A “lenda urbana” da vida do escritor dá conta de que, nesse período, ele teria chegado a contratar um matador de aluguel para persegui-lo, de modo a sentir na pele a sensação do seu personagem jurado de morte. O que há de certo é o que Lúcio escreveu em cartas como as destinadas a Cornélio Penna, o autor de A menina morta, que merecia toda a sua confiança: “É impossível a alguém viver como eu vivo, sem explodir ou morrer um dia. Estou aqui sem coragem de atravessar o dia, de reunir as minhas numerosas máscaras…”
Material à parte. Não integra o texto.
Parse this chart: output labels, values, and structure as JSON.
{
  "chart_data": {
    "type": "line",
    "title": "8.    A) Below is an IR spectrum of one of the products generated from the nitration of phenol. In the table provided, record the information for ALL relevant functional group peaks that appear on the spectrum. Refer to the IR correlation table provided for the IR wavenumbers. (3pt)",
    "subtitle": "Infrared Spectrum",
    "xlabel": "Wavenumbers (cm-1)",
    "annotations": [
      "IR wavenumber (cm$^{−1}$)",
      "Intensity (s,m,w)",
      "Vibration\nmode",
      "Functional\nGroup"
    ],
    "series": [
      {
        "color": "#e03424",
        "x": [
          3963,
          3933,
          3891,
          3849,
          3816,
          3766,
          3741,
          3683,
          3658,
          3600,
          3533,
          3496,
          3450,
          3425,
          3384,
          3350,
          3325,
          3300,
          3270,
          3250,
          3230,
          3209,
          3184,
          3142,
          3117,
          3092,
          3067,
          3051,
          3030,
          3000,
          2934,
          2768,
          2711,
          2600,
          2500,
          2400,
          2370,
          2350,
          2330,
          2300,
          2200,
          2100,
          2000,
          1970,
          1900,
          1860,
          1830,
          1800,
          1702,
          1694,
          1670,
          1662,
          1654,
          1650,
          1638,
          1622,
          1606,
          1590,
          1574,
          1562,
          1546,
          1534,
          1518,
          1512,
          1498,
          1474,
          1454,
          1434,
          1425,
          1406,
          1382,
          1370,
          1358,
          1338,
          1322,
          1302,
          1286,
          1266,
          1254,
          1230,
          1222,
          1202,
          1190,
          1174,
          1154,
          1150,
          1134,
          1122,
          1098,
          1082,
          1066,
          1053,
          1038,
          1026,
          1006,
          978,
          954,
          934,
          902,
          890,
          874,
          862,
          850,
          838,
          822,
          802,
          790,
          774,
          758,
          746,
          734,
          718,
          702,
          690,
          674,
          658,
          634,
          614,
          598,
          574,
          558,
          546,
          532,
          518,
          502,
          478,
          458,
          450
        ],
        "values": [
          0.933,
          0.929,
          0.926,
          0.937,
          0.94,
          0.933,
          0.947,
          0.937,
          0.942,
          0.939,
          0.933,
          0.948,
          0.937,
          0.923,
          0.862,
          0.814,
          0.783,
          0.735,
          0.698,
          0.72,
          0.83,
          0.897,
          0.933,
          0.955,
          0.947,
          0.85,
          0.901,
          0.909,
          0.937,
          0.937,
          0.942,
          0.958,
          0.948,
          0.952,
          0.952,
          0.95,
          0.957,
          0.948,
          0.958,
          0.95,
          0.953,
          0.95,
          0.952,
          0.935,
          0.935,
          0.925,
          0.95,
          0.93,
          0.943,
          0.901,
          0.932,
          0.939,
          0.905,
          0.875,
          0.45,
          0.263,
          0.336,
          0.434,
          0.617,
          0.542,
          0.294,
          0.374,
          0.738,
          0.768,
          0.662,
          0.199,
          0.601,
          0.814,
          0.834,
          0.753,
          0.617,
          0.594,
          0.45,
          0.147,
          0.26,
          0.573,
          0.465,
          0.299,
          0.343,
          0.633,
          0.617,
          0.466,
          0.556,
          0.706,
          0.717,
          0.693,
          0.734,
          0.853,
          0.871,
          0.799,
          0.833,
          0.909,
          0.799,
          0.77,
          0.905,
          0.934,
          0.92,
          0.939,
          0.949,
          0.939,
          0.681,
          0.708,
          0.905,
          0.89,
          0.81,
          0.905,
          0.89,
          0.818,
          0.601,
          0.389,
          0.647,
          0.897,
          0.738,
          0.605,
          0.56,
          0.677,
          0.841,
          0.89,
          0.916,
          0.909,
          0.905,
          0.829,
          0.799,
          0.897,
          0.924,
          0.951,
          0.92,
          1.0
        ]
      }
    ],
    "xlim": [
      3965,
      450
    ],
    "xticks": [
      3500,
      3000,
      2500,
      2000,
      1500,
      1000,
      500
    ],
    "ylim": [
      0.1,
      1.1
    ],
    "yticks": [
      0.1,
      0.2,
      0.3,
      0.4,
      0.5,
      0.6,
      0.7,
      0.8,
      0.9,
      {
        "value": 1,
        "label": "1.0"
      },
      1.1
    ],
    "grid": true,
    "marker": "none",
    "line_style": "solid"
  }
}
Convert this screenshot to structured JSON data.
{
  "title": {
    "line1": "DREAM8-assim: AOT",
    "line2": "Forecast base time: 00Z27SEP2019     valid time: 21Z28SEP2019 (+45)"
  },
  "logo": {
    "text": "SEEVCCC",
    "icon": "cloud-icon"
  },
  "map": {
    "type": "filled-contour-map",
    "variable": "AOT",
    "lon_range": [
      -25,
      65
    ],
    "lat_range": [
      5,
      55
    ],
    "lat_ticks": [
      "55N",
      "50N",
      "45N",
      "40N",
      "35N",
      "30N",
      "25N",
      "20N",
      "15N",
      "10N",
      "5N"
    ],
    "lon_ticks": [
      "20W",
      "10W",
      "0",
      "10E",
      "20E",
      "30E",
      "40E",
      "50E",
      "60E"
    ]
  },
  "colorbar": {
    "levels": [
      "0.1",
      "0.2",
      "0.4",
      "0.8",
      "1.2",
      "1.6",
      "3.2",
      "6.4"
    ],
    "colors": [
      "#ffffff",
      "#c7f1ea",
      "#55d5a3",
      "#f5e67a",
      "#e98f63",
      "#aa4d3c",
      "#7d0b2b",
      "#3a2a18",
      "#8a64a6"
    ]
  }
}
Clarice Lispector também manteve correspondência com Lúcio e comprova essa tormenta interior (ou a “máquina infernal da mente que Deus me deu”, nas palavras do escritor), ao mesmo tempo em que testemunha a respeito também da influência que exerceu sobre os autores da sua geração, a partir de quando o seu caminho próprio (para a interioridade) se esclareceu para ele. Tanto quanto detestou o título O lustre, foi o escritor quem “batizou” Perto do coragem selvagem (nunca achei esse título “parecido” com Clarice; sempre achei que deveria de uma Carson MacCullers ou de um… Lúcio Cardoso) e, segundo ela, foi o seu “muito querido amigo” quem lhe ensinou “a conhecer as pessoas através das máscaras”. Alguns amigos da Lispector dão como certo que a admiração da escritora chegou a resvalar para o terreno amoroso, num sentimento impossível de ser correspondido por Lúcio, homossexual apaixonado pelas mulheres apenas como criador capaz de instilar vida em personagens como Nina — de Crônica da casa assassinada — que Wilson Martins tem certeza de que “ficará como uma das grandes mulheres do romance brasileiro. Sua personalidade imperiosa e despótica, seu enigma secreto dominam não somente a chácara e a família dos Menezes, mas, ainda, e sobretudo, o próprio leitor”.
Essa — a obra-prima de Lúcio — foi relançada pela Editora Record, que também reapresentou Mãos vazias e O desconhecido, em homenagem aos 90 anos do escritor mineiro. E a editora Luciana Villas-Boas anuncia que a decisão da editora já foi sacramentada em contrato: irá relançar toda a obra de Lúcio Cardoso (inclusive o Diário completo), além dos romances Maleita, Salgueiro, A luz no subsolo e Dias perdidos. O projeto todo permitirá talvez uma melhor visão do que aqui se tentou esboçar, impressivamente: a do elo perdido cardosiano como uma peça a repor na cadeia “não-evolucionista” que confina o romance brasileiro de hoje a tratar só do Intranscendente (com exceção de Raimundo Carrero e alguns poucos).
A Record nos promete uma “surra” de Lúcio Cardoso — e é isso mesmo que estava faltando.